Afterwards a lunch for Old Retainers, organised by Tony Whitestone, is another of Dr Seldon’s welcome innovations, when reminiscence takes over from quiet reflection. Hence these remarks and the first difference to record is the contrast between family spirit now engendered and the snobbish era of the 50s when William Stewart rebuked CSM Wilkinson for entering College precincts by the front arch instead of the back gate. Wilkie deserved better treatment for his long loyal service and many of us are grateful for his patience and skill in giving evening lessons to our young. They learnt how to enjoy swimming and develop a smooth style. At least the Queen showed her appreciation of his durability when she commented during her visit of June 1962 on PTIs being India rubber men.
Among the guests at the lunch in 2004 were Reg Spicer (Head Porter 1989-97) and Yvonne Langridge celebrating her birthday, having looked after the Headmaster’s house for thirty years. We were also able to thank in person James Byrne and his catering staff for their roast beef and apple pie when they were brought into the dining room.
Any visitor from the lean post-war period when neither fabric nor furnishings had received much attention for years would be struck on returning for the first time today by the affluent ambience of the Front Quad with its smart well-presented flower-beds, planted tubs and new signs. Another contrast would be the number of parked vehicles, as when I joined the Common Room only a few members owned cars, including Alf Lester with his stately Armstrong-Siddley and Tom Davidson who had to drive in daily from Hickstead. For a time he appeared in an old Rolls Royce in which he used to convey spare vegetables for sale to his colleagues. When he disposed of the family estate I remember his incredulity at the purchaser’s mad scheme to build a jumping course in such an isolated place.
The Davidsons were most hospitable and new staff were still invited out to their new house that had to be specially designed to accommodate the ancestral portraits by Sir Thomas Lawrence. His wife Julia was a Wilberforce and so on both sides there were distinguished Victorian forbears. Not many housemasters now have tenant farmers who can be persuaded to employ wayward pupils in the holidays far from the coffee bars and other louche attractions of Brighton.

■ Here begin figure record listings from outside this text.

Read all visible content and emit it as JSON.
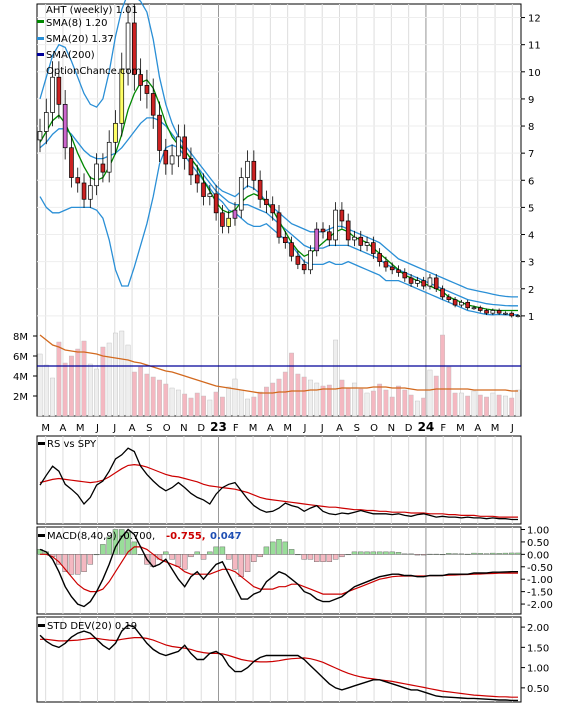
{
  "chart_data": {
    "type": "stock-chart",
    "colors": {
      "up_candle": "#ffffff",
      "down_candle": "#cc2222",
      "ribbon_yellow": "#ffff66",
      "ribbon_violet": "#cc66cc",
      "sma8": "#008800",
      "sma20": "#2a8fd6",
      "sma200": "#000099",
      "volume_up": "#eeeeee",
      "volume_down": "#f4b8c1",
      "volume_avg": "#d2691e",
      "rs_line": "#000000",
      "rs_avg": "#cc0000",
      "macd_line": "#000000",
      "signal_line": "#cc0000",
      "hist_up": "#99dd99",
      "hist_down": "#f4b8c1",
      "std_line": "#000000",
      "std_avg": "#cc0000"
    },
    "months": [
      "M",
      "A",
      "M",
      "J",
      "J",
      "A",
      "S",
      "O",
      "N",
      "D",
      "23",
      "F",
      "M",
      "A",
      "M",
      "J",
      "J",
      "A",
      "S",
      "O",
      "N",
      "D",
      "24",
      "F",
      "M",
      "A",
      "M",
      "J"
    ],
    "year_labels": [
      "23",
      "24"
    ],
    "price_panel": {
      "legend": {
        "title": "AHT (weekly) 1.01",
        "sma8": "SMA(8) 1.20",
        "sma20": "SMA(20) 1.37",
        "sma200": "SMA(200)",
        "watermark": "OptionChance.com"
      },
      "ymin": 0,
      "ymax": 12.5,
      "yticks": [
        1,
        2,
        3,
        4,
        5,
        6,
        7,
        8,
        9,
        10,
        11,
        12
      ],
      "close": [
        7.8,
        8.5,
        9.8,
        8.8,
        7.2,
        6.1,
        5.9,
        5.3,
        5.8,
        6.6,
        6.3,
        7.4,
        8.1,
        10.1,
        11.8,
        9.9,
        9.5,
        9.2,
        8.4,
        7.1,
        6.6,
        6.9,
        7.6,
        6.8,
        6.2,
        5.9,
        5.4,
        5.5,
        4.8,
        4.3,
        4.6,
        4.9,
        6.1,
        6.7,
        6.0,
        5.3,
        5.1,
        4.8,
        3.9,
        3.7,
        3.2,
        2.9,
        2.7,
        3.4,
        4.2,
        4.1,
        3.8,
        4.9,
        4.5,
        3.8,
        3.9,
        3.6,
        3.7,
        3.3,
        3.0,
        2.8,
        2.7,
        2.6,
        2.4,
        2.2,
        2.3,
        2.1,
        2.4,
        2.0,
        1.7,
        1.6,
        1.4,
        1.5,
        1.3,
        1.3,
        1.2,
        1.1,
        1.2,
        1.1,
        1.1,
        1.0,
        1.01
      ],
      "sma8": [
        7.4,
        7.8,
        8.2,
        8.4,
        8.1,
        7.6,
        7.0,
        6.5,
        6.1,
        6.0,
        6.1,
        6.5,
        7.0,
        7.7,
        8.6,
        9.2,
        9.6,
        9.7,
        9.4,
        8.8,
        8.1,
        7.6,
        7.3,
        7.1,
        6.8,
        6.5,
        6.0,
        5.6,
        5.2,
        4.9,
        4.8,
        4.9,
        5.2,
        5.4,
        5.5,
        5.4,
        5.2,
        4.9,
        4.5,
        4.1,
        3.7,
        3.4,
        3.2,
        3.3,
        3.5,
        3.7,
        3.9,
        4.1,
        4.2,
        4.1,
        3.9,
        3.8,
        3.7,
        3.5,
        3.3,
        3.1,
        2.9,
        2.7,
        2.5,
        2.4,
        2.3,
        2.2,
        2.1,
        2.0,
        1.9,
        1.7,
        1.6,
        1.5,
        1.4,
        1.35,
        1.3,
        1.25,
        1.22,
        1.2,
        1.2,
        1.2,
        1.2
      ],
      "sma20": [
        7.2,
        7.4,
        7.7,
        7.9,
        7.9,
        7.7,
        7.4,
        7.1,
        6.9,
        6.8,
        6.8,
        6.9,
        7.0,
        7.2,
        7.5,
        7.8,
        8.1,
        8.3,
        8.3,
        8.2,
        8.0,
        7.7,
        7.4,
        7.1,
        6.8,
        6.5,
        6.2,
        5.9,
        5.6,
        5.4,
        5.2,
        5.1,
        5.1,
        5.1,
        5.0,
        4.9,
        4.8,
        4.6,
        4.4,
        4.2,
        4.0,
        3.8,
        3.6,
        3.5,
        3.5,
        3.5,
        3.6,
        3.6,
        3.6,
        3.6,
        3.5,
        3.4,
        3.3,
        3.2,
        3.1,
        2.9,
        2.8,
        2.7,
        2.6,
        2.5,
        2.4,
        2.3,
        2.2,
        2.1,
        2.0,
        1.9,
        1.8,
        1.7,
        1.6,
        1.55,
        1.5,
        1.45,
        1.42,
        1.4,
        1.38,
        1.37,
        1.37
      ],
      "bb_upper": [
        9.0,
        9.8,
        10.6,
        11.0,
        10.9,
        10.4,
        9.8,
        9.2,
        8.8,
        8.7,
        9.0,
        10.0,
        11.3,
        12.3,
        12.9,
        12.8,
        12.6,
        12.2,
        11.2,
        9.8,
        8.8,
        8.1,
        7.6,
        7.3,
        7.0,
        6.7,
        6.4,
        6.1,
        5.8,
        5.6,
        5.5,
        5.4,
        5.6,
        5.8,
        5.7,
        5.5,
        5.2,
        5.0,
        4.8,
        4.6,
        4.4,
        4.3,
        4.2,
        4.1,
        4.1,
        4.1,
        4.2,
        4.3,
        4.3,
        4.2,
        4.1,
        4.0,
        3.9,
        3.8,
        3.7,
        3.5,
        3.3,
        3.1,
        3.0,
        2.9,
        2.8,
        2.7,
        2.6,
        2.5,
        2.4,
        2.3,
        2.2,
        2.1,
        2.0,
        1.95,
        1.9,
        1.85,
        1.8,
        1.75,
        1.72,
        1.7,
        1.7
      ],
      "bb_lower": [
        5.4,
        5.0,
        4.8,
        4.8,
        4.9,
        5.0,
        5.0,
        5.0,
        5.0,
        4.9,
        4.6,
        3.8,
        2.7,
        2.1,
        2.1,
        2.8,
        3.6,
        4.4,
        5.4,
        6.6,
        7.2,
        7.3,
        7.2,
        6.9,
        6.6,
        6.3,
        6.0,
        5.7,
        5.4,
        5.2,
        4.9,
        4.8,
        4.6,
        4.4,
        4.3,
        4.3,
        4.4,
        4.2,
        4.0,
        3.8,
        3.6,
        3.3,
        3.0,
        2.9,
        2.9,
        2.9,
        3.0,
        2.9,
        2.9,
        3.0,
        2.9,
        2.8,
        2.7,
        2.6,
        2.5,
        2.3,
        2.3,
        2.3,
        2.2,
        2.1,
        2.0,
        1.9,
        1.8,
        1.7,
        1.6,
        1.5,
        1.4,
        1.3,
        1.2,
        1.15,
        1.1,
        1.05,
        1.04,
        1.05,
        1.04,
        1.04,
        1.04
      ]
    },
    "volume_panel": {
      "ymin": 0,
      "ymax": 9,
      "ytick_labels": [
        "2M",
        "4M",
        "6M",
        "8M"
      ],
      "yticks": [
        2,
        4,
        6,
        8
      ],
      "values": [
        6.2,
        5.1,
        3.8,
        7.4,
        5.3,
        6.0,
        6.7,
        7.5,
        5.2,
        4.7,
        6.9,
        7.3,
        8.3,
        8.5,
        7.1,
        4.4,
        4.9,
        4.2,
        3.9,
        3.6,
        3.2,
        2.8,
        2.6,
        2.2,
        1.8,
        2.3,
        2.0,
        1.6,
        2.4,
        1.9,
        2.9,
        3.7,
        2.6,
        1.7,
        1.9,
        2.4,
        2.9,
        3.3,
        3.7,
        4.4,
        6.3,
        4.2,
        3.9,
        3.6,
        3.3,
        3.0,
        3.1,
        7.6,
        3.6,
        2.8,
        3.3,
        2.7,
        2.3,
        2.5,
        3.2,
        2.6,
        1.9,
        3.0,
        2.6,
        2.1,
        1.5,
        1.8,
        4.6,
        4.0,
        8.1,
        4.9,
        2.3,
        2.3,
        2.0,
        2.5,
        2.1,
        1.9,
        2.3,
        2.1,
        2.0,
        1.8,
        2.6
      ],
      "average": [
        8.1,
        7.6,
        7.1,
        6.9,
        6.6,
        6.5,
        6.4,
        6.4,
        6.3,
        6.2,
        6.0,
        5.9,
        5.8,
        5.7,
        5.6,
        5.4,
        5.3,
        5.1,
        4.9,
        4.7,
        4.5,
        4.4,
        4.2,
        4.0,
        3.8,
        3.6,
        3.4,
        3.2,
        3.0,
        2.9,
        2.8,
        2.7,
        2.6,
        2.5,
        2.4,
        2.3,
        2.3,
        2.3,
        2.4,
        2.4,
        2.5,
        2.5,
        2.5,
        2.6,
        2.6,
        2.7,
        2.7,
        2.7,
        2.8,
        2.8,
        2.8,
        2.8,
        2.8,
        2.9,
        2.9,
        2.9,
        2.8,
        2.8,
        2.8,
        2.7,
        2.6,
        2.6,
        2.6,
        2.7,
        2.7,
        2.7,
        2.7,
        2.7,
        2.7,
        2.6,
        2.6,
        2.6,
        2.6,
        2.6,
        2.6,
        2.5,
        2.5
      ],
      "sma200_level": 5.0
    },
    "rs_panel": {
      "legend": "RS vs SPY",
      "ymin": 0,
      "ymax": 10,
      "line": [
        4.5,
        5.7,
        6.8,
        6.2,
        4.6,
        4.0,
        3.3,
        2.2,
        3.0,
        4.5,
        5.0,
        6.2,
        7.7,
        8.2,
        9.0,
        8.6,
        6.8,
        5.8,
        5.0,
        4.3,
        3.8,
        4.2,
        4.8,
        4.2,
        3.5,
        3.0,
        2.7,
        2.2,
        3.4,
        4.2,
        4.6,
        4.8,
        3.8,
        2.8,
        2.0,
        1.5,
        1.2,
        1.3,
        1.7,
        2.3,
        2.0,
        1.8,
        1.3,
        1.7,
        2.0,
        1.3,
        1.0,
        0.9,
        1.1,
        1.0,
        1.2,
        1.4,
        1.2,
        1.0,
        1.0,
        1.0,
        0.9,
        1.0,
        0.8,
        0.7,
        0.9,
        1.0,
        0.8,
        0.6,
        0.7,
        0.6,
        0.6,
        0.5,
        0.6,
        0.5,
        0.5,
        0.4,
        0.5,
        0.4,
        0.4,
        0.3,
        0.3
      ],
      "average": [
        4.8,
        5.0,
        5.2,
        5.3,
        5.2,
        5.1,
        5.0,
        4.9,
        4.8,
        4.9,
        5.1,
        5.5,
        6.0,
        6.5,
        6.9,
        7.0,
        6.9,
        6.7,
        6.4,
        6.1,
        5.8,
        5.6,
        5.5,
        5.3,
        5.1,
        4.9,
        4.6,
        4.4,
        4.3,
        4.2,
        4.1,
        4.0,
        3.8,
        3.6,
        3.3,
        3.0,
        2.8,
        2.7,
        2.6,
        2.5,
        2.4,
        2.3,
        2.2,
        2.1,
        2.0,
        1.9,
        1.8,
        1.8,
        1.7,
        1.6,
        1.5,
        1.5,
        1.4,
        1.4,
        1.3,
        1.3,
        1.2,
        1.2,
        1.2,
        1.1,
        1.1,
        1.1,
        1.0,
        1.0,
        1.0,
        0.9,
        0.9,
        0.8,
        0.8,
        0.8,
        0.7,
        0.7,
        0.7,
        0.6,
        0.6,
        0.6,
        0.6
      ]
    },
    "macd_panel": {
      "legend": {
        "label": "MACD(8,40,9) -0.700,",
        "signal": "-0.755,",
        "hist": "0.047"
      },
      "ymin": -2.4,
      "ymax": 1.1,
      "ytick_labels": [
        "1.00",
        "0.50",
        "0.00",
        "-0.50",
        "-1.00",
        "-1.50",
        "-2.00"
      ],
      "yticks": [
        1.0,
        0.5,
        0.0,
        -0.5,
        -1.0,
        -1.5,
        -2.0
      ],
      "macd": [
        0.2,
        0.1,
        -0.2,
        -0.7,
        -1.3,
        -1.7,
        -2.0,
        -2.1,
        -1.9,
        -1.5,
        -1.0,
        -0.4,
        0.3,
        0.7,
        1.0,
        0.8,
        0.3,
        -0.2,
        -0.5,
        -0.4,
        -0.2,
        -0.6,
        -1.0,
        -1.3,
        -0.9,
        -0.7,
        -1.0,
        -0.7,
        -0.4,
        -0.3,
        -0.8,
        -1.3,
        -1.8,
        -1.8,
        -1.6,
        -1.5,
        -1.1,
        -0.9,
        -0.7,
        -0.8,
        -1.0,
        -1.2,
        -1.5,
        -1.6,
        -1.8,
        -1.9,
        -1.9,
        -1.8,
        -1.7,
        -1.5,
        -1.3,
        -1.2,
        -1.1,
        -1.0,
        -0.9,
        -0.85,
        -0.8,
        -0.8,
        -0.85,
        -0.85,
        -0.9,
        -0.9,
        -0.85,
        -0.85,
        -0.85,
        -0.8,
        -0.8,
        -0.8,
        -0.8,
        -0.75,
        -0.75,
        -0.75,
        -0.72,
        -0.72,
        -0.71,
        -0.7,
        -0.7
      ],
      "signal": [
        0.0,
        0.0,
        -0.1,
        -0.3,
        -0.6,
        -0.9,
        -1.2,
        -1.4,
        -1.5,
        -1.5,
        -1.4,
        -1.1,
        -0.7,
        -0.3,
        0.1,
        0.3,
        0.3,
        0.2,
        0.0,
        -0.2,
        -0.3,
        -0.4,
        -0.5,
        -0.7,
        -0.8,
        -0.8,
        -0.8,
        -0.8,
        -0.7,
        -0.6,
        -0.6,
        -0.7,
        -0.9,
        -1.1,
        -1.3,
        -1.4,
        -1.4,
        -1.4,
        -1.3,
        -1.3,
        -1.2,
        -1.2,
        -1.3,
        -1.4,
        -1.5,
        -1.6,
        -1.6,
        -1.6,
        -1.6,
        -1.5,
        -1.4,
        -1.3,
        -1.2,
        -1.1,
        -1.0,
        -0.95,
        -0.9,
        -0.88,
        -0.87,
        -0.87,
        -0.87,
        -0.87,
        -0.86,
        -0.86,
        -0.85,
        -0.84,
        -0.83,
        -0.82,
        -0.81,
        -0.8,
        -0.79,
        -0.78,
        -0.77,
        -0.76,
        -0.76,
        -0.755,
        -0.755
      ]
    },
    "std_panel": {
      "legend": "STD DEV(20) 0.19",
      "ymin": 0.2,
      "ymax": 2.2,
      "ytick_labels": [
        "2.00",
        "1.50",
        "1.00",
        "0.50"
      ],
      "yticks": [
        2.0,
        1.5,
        1.0,
        0.5
      ],
      "line": [
        1.8,
        1.65,
        1.55,
        1.5,
        1.6,
        1.75,
        1.85,
        1.9,
        1.85,
        1.7,
        1.55,
        1.45,
        1.6,
        1.9,
        2.05,
        2.0,
        1.8,
        1.6,
        1.45,
        1.35,
        1.3,
        1.35,
        1.4,
        1.55,
        1.35,
        1.2,
        1.2,
        1.35,
        1.4,
        1.3,
        1.05,
        0.9,
        0.9,
        1.0,
        1.15,
        1.25,
        1.3,
        1.3,
        1.3,
        1.3,
        1.3,
        1.3,
        1.2,
        1.05,
        0.9,
        0.75,
        0.6,
        0.5,
        0.45,
        0.5,
        0.55,
        0.6,
        0.65,
        0.7,
        0.7,
        0.65,
        0.6,
        0.55,
        0.5,
        0.45,
        0.45,
        0.4,
        0.35,
        0.3,
        0.28,
        0.27,
        0.26,
        0.25,
        0.24,
        0.24,
        0.23,
        0.22,
        0.21,
        0.2,
        0.2,
        0.19,
        0.19
      ],
      "average": [
        1.7,
        1.7,
        1.68,
        1.66,
        1.66,
        1.67,
        1.68,
        1.7,
        1.72,
        1.72,
        1.7,
        1.68,
        1.67,
        1.7,
        1.72,
        1.74,
        1.74,
        1.72,
        1.68,
        1.62,
        1.56,
        1.52,
        1.5,
        1.48,
        1.45,
        1.4,
        1.37,
        1.35,
        1.35,
        1.34,
        1.3,
        1.25,
        1.2,
        1.17,
        1.15,
        1.14,
        1.14,
        1.15,
        1.17,
        1.2,
        1.22,
        1.23,
        1.24,
        1.22,
        1.18,
        1.13,
        1.06,
        0.99,
        0.92,
        0.86,
        0.81,
        0.77,
        0.74,
        0.72,
        0.7,
        0.68,
        0.66,
        0.63,
        0.6,
        0.57,
        0.54,
        0.51,
        0.48,
        0.45,
        0.42,
        0.4,
        0.38,
        0.36,
        0.34,
        0.32,
        0.31,
        0.3,
        0.29,
        0.28,
        0.28,
        0.27,
        0.27
      ]
    }
  }
}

Although at the end of my eighth decade my memories tend to be benign, the elderly should be deterred from inflicting their stories on any available audience. Yet Michael Holroyd in the talk he gave at the College expressed his regret at never extracting biographical details from his own father and the Imperial War Museum has just issued Forgotten Voices, in which WW1 survivors recorded their grim narratives before it was too late. So I might be indulged perhaps if in the future instalment I mention other contrasts between part and present and recall some of the other notable College characters who left a lasting impression.